В современных трактовках образ Командора может трансформироваться: это может быть не буквальное оживление статуи, а внутренний голос совести, призрак прошлого или реальный человек, символизирующий предел вседозволенности. Тем не менее его функция остаётся прежней – быть последним предупреждением и исполнителем приговора. Он завершает трагедию Дон Жуана, восстанавливает нарушенный моральный порядок и напоминает о границе, за которую нельзя переступать без тяжких последствий.
Мы не будем рассматривать фильмы, в которых отсутствует фигура Командора или же его роль ни на кого не перекладывается (то есть нет мотива кары). Поэтому самый первый фильм о Дон Жуане режиссёра Алана Кросленда, снятый в 1926 году с саундтреками вместо диалогов, и комедия Джанфранко Мингоцци “Похождения молодого Дон Жуана” (1985) в наш разбор не вошли.
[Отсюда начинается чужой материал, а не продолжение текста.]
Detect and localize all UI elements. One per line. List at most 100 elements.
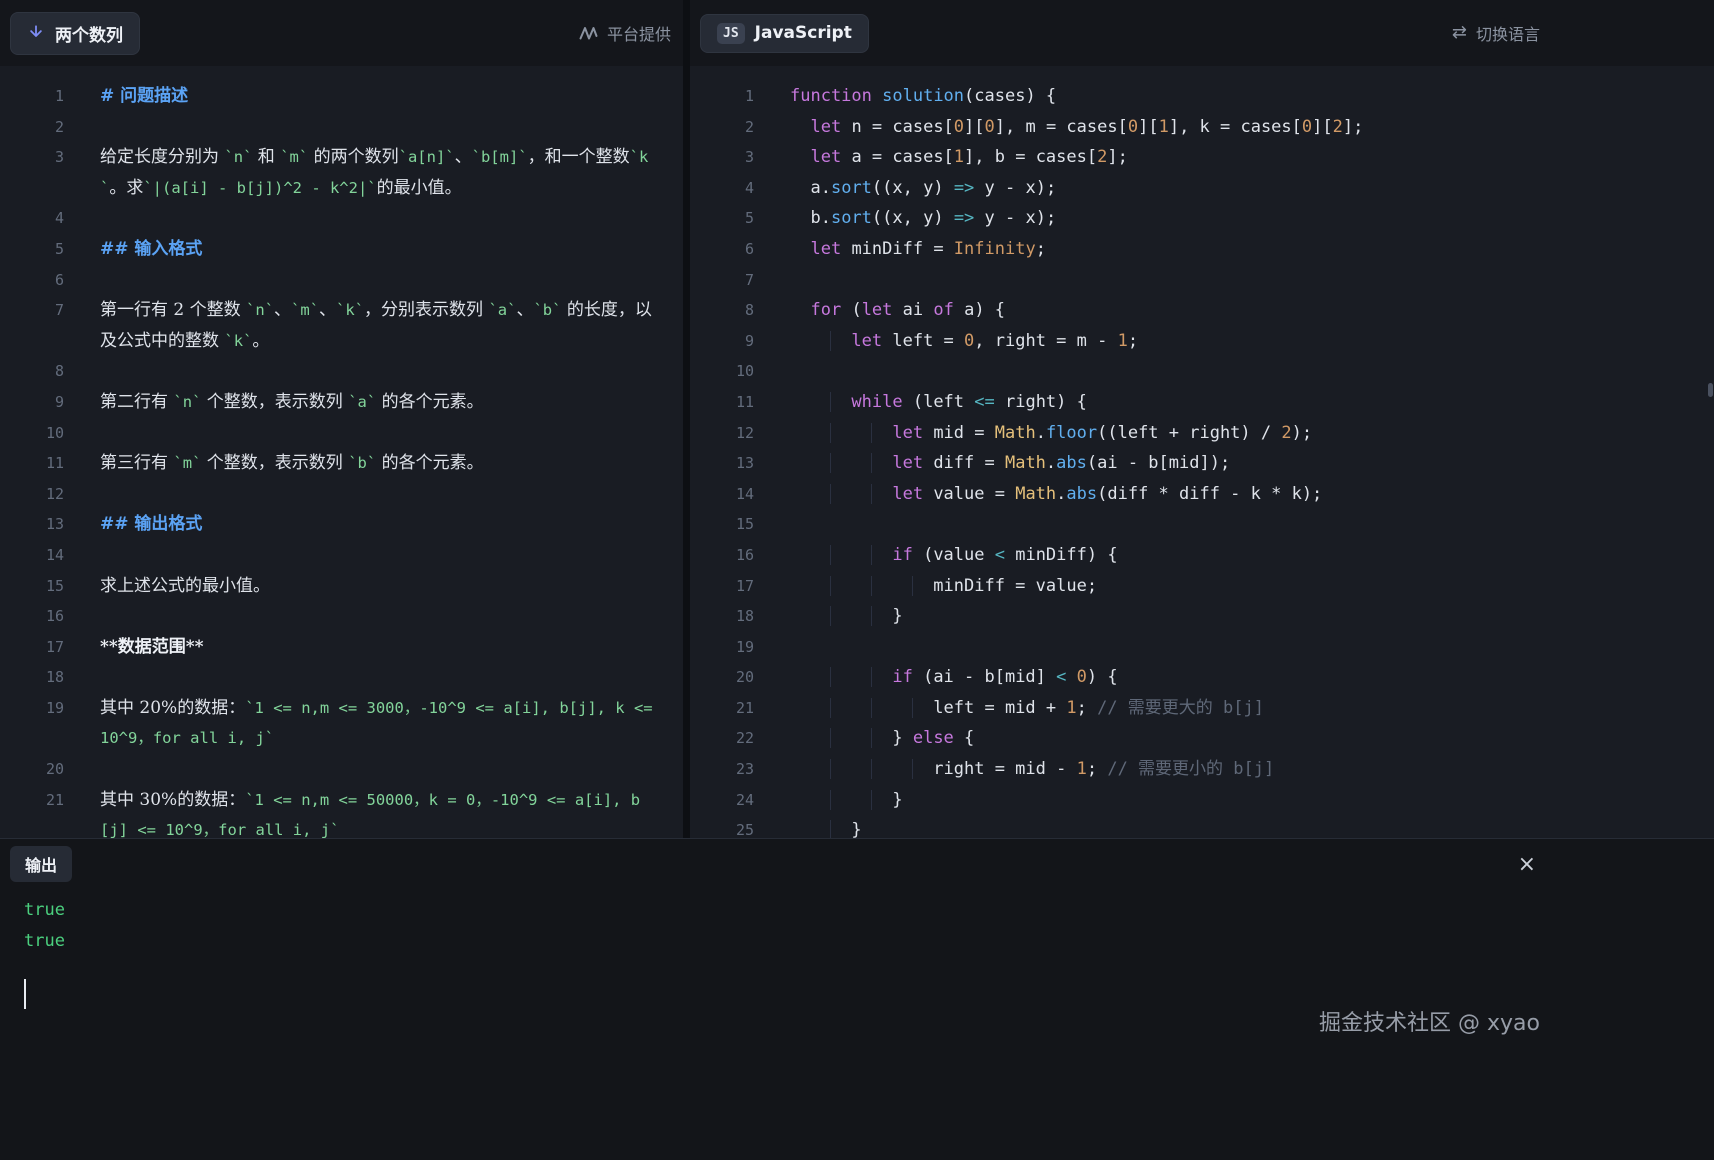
- code-line: 1function solution(cases) {: [690, 81, 1714, 112]
- code-line: 3 let a = cases[1], b = cases[2];: [690, 142, 1714, 173]
- line-content: b.sort((x, y) => y - x);: [754, 203, 1714, 234]
- line-content: a.sort((x, y) => y - x);: [754, 173, 1714, 204]
- line-number: 12: [0, 479, 64, 510]
- line-number: 25: [690, 815, 754, 838]
- line-number: 17: [0, 632, 64, 663]
- platform-provider: 平台提供: [579, 21, 671, 45]
- code-line: 21 left = mid + 1; // 需要更大的 b[j]: [690, 693, 1714, 724]
- markdown-line: 21其中 30%的数据：`1 <= n,m <= 50000，k = 0，-10…: [0, 785, 683, 838]
- markdown-line: 14: [0, 540, 683, 571]
- line-number: 8: [0, 356, 64, 387]
- code-line: 14 let value = Math.abs(diff * diff - k …: [690, 479, 1714, 510]
- line-number: 7: [690, 265, 754, 296]
- markdown-line: 15求上述公式的最小值。: [0, 571, 683, 602]
- line-number: 19: [690, 632, 754, 663]
- line-content: [754, 356, 1714, 387]
- line-number: 9: [0, 387, 64, 418]
- line-number: 4: [0, 203, 64, 234]
- line-content: [64, 601, 683, 632]
- platform-provider-label: 平台提供: [607, 21, 671, 45]
- line-number: 22: [690, 723, 754, 754]
- line-content: let left = 0, right = m - 1;: [754, 326, 1714, 357]
- close-icon[interactable]: ×: [1518, 854, 1536, 876]
- markdown-line: 11第三行有 `m` 个整数，表示数列 `b` 的各个元素。: [0, 448, 683, 479]
- line-number: 2: [690, 112, 754, 143]
- line-content: [64, 418, 683, 449]
- code-line: 2 let n = cases[0][0], m = cases[0][1], …: [690, 112, 1714, 143]
- line-number: 18: [0, 662, 64, 693]
- line-number: 11: [690, 387, 754, 418]
- code-line: 11 while (left <= right) {: [690, 387, 1714, 418]
- problem-content[interactable]: 1# 问题描述23给定长度分别为 `n` 和 `m` 的两个数列`a[n]`、`…: [0, 66, 683, 838]
- line-content: left = mid + 1; // 需要更大的 b[j]: [754, 693, 1714, 724]
- line-number: 16: [690, 540, 754, 571]
- line-content: while (left <= right) {: [754, 387, 1714, 418]
- code-line: 12 let mid = Math.floor((left + right) /…: [690, 418, 1714, 449]
- line-number: 1: [0, 81, 64, 112]
- line-number: 13: [0, 509, 64, 540]
- code-line: 20 if (ai - b[mid] < 0) {: [690, 662, 1714, 693]
- panel-divider[interactable]: [683, 0, 690, 838]
- line-content: [754, 509, 1714, 540]
- line-number: 10: [0, 418, 64, 449]
- line-number: 19: [0, 693, 64, 724]
- line-content: ## 输出格式: [64, 509, 683, 540]
- line-content: let value = Math.abs(diff * diff - k * k…: [754, 479, 1714, 510]
- line-number: 20: [0, 754, 64, 785]
- problem-header: 两个数列 平台提供: [0, 0, 683, 66]
- line-number: 15: [690, 509, 754, 540]
- code-line: 22 } else {: [690, 723, 1714, 754]
- switch-language-button[interactable]: ⇄ 切换语言: [1452, 21, 1540, 45]
- markdown-line: 17**数据范围**: [0, 632, 683, 663]
- line-content: 第二行有 `n` 个整数，表示数列 `a` 的各个元素。: [64, 387, 683, 418]
- line-content: function solution(cases) {: [754, 81, 1714, 112]
- markdown-line: 9第二行有 `n` 个整数，表示数列 `a` 的各个元素。: [0, 387, 683, 418]
- text-cursor: [24, 979, 26, 1009]
- line-content: ## 输入格式: [64, 234, 683, 265]
- markdown-line: 7第一行有 2 个整数 `n`、`m`、`k`，分别表示数列 `a`、`b` 的…: [0, 295, 683, 356]
- markdown-line: 6: [0, 265, 683, 296]
- line-content: }: [754, 601, 1714, 632]
- watermark: 掘金技术社区 @ xyao: [1319, 1005, 1540, 1037]
- code-line: 5 b.sort((x, y) => y - x);: [690, 203, 1714, 234]
- code-line: 10: [690, 356, 1714, 387]
- code-line: 18 }: [690, 601, 1714, 632]
- markdown-line: 10: [0, 418, 683, 449]
- line-content: 求上述公式的最小值。: [64, 571, 683, 602]
- js-icon: JS: [717, 23, 745, 44]
- line-content: **数据范围**: [64, 632, 683, 663]
- line-content: 第一行有 2 个整数 `n`、`m`、`k`，分别表示数列 `a`、`b` 的长…: [64, 295, 683, 356]
- line-content: # 问题描述: [64, 81, 683, 112]
- line-content: [64, 112, 683, 143]
- line-content: } else {: [754, 723, 1714, 754]
- code-line: 6 let minDiff = Infinity;: [690, 234, 1714, 265]
- output-content[interactable]: truetrue: [0, 885, 1714, 1009]
- problem-title-chip[interactable]: 两个数列: [10, 12, 140, 55]
- markdown-line: 20: [0, 754, 683, 785]
- scrollbar-thumb[interactable]: [1708, 383, 1713, 397]
- line-number: 4: [690, 173, 754, 204]
- line-number: 1: [690, 81, 754, 112]
- code-content[interactable]: 1function solution(cases) {2 let n = cas…: [690, 66, 1714, 838]
- code-line: 9 let left = 0, right = m - 1;: [690, 326, 1714, 357]
- line-content: [754, 265, 1714, 296]
- line-number: 8: [690, 295, 754, 326]
- line-content: let n = cases[0][0], m = cases[0][1], k …: [754, 112, 1714, 143]
- line-number: 21: [690, 693, 754, 724]
- language-chip[interactable]: JS JavaScript: [700, 14, 869, 53]
- line-content: 第三行有 `m` 个整数，表示数列 `b` 的各个元素。: [64, 448, 683, 479]
- line-number: 20: [690, 662, 754, 693]
- problem-panel: 两个数列 平台提供 1# 问题描述23给定长度分别为 `n` 和 `m` 的两个…: [0, 0, 683, 838]
- markdown-line: 18: [0, 662, 683, 693]
- editors-region: 两个数列 平台提供 1# 问题描述23给定长度分别为 `n` 和 `m` 的两个…: [0, 0, 1714, 838]
- line-content: right = mid - 1; // 需要更小的 b[j]: [754, 754, 1714, 785]
- line-content: }: [754, 815, 1714, 838]
- code-line: 8 for (let ai of a) {: [690, 295, 1714, 326]
- line-number: 2: [0, 112, 64, 143]
- line-number: 10: [690, 356, 754, 387]
- line-content: if (value < minDiff) {: [754, 540, 1714, 571]
- output-tab[interactable]: 输出: [10, 846, 72, 882]
- line-number: 7: [0, 295, 64, 326]
- app-root: 两个数列 平台提供 1# 问题描述23给定长度分别为 `n` 和 `m` 的两个…: [0, 0, 1714, 1160]
- output-line: true: [24, 895, 1690, 926]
“Частная жизнь Дон Жуана” (1934, реж. Александр Корда)
В английской комедийной мелодраме настоящего каменного Командора нет, но роль карателя играет “подставной” двойник Дона Жана – студент Родриго, решивший перетянуть на себя его славу. Он появляется, когда Дон Жуан после 20 лет изгнания тайно возвращается в Севилью. Таким образом, Родриго, как и Командор, отнимает у известного соблазнителя его личность, славу, смысл всей жизни. И даже когда его, Родриго, убивает ревнивый муж (инверсия классического сюжета), Дон Жуан уже не в силах вернуть себе имя, даже его жена Долорес не верит ему. Он наблюдает за своими пышными похоронами, после чего принимает образ капитана Мариано. Финал показывает преображение персонажа: он уже не легенда, но обычный человек, муж, нашедший успокоение в реальной любви.
“Дон Жуан” (1955, реж. Вальтер Кольм-Вельте)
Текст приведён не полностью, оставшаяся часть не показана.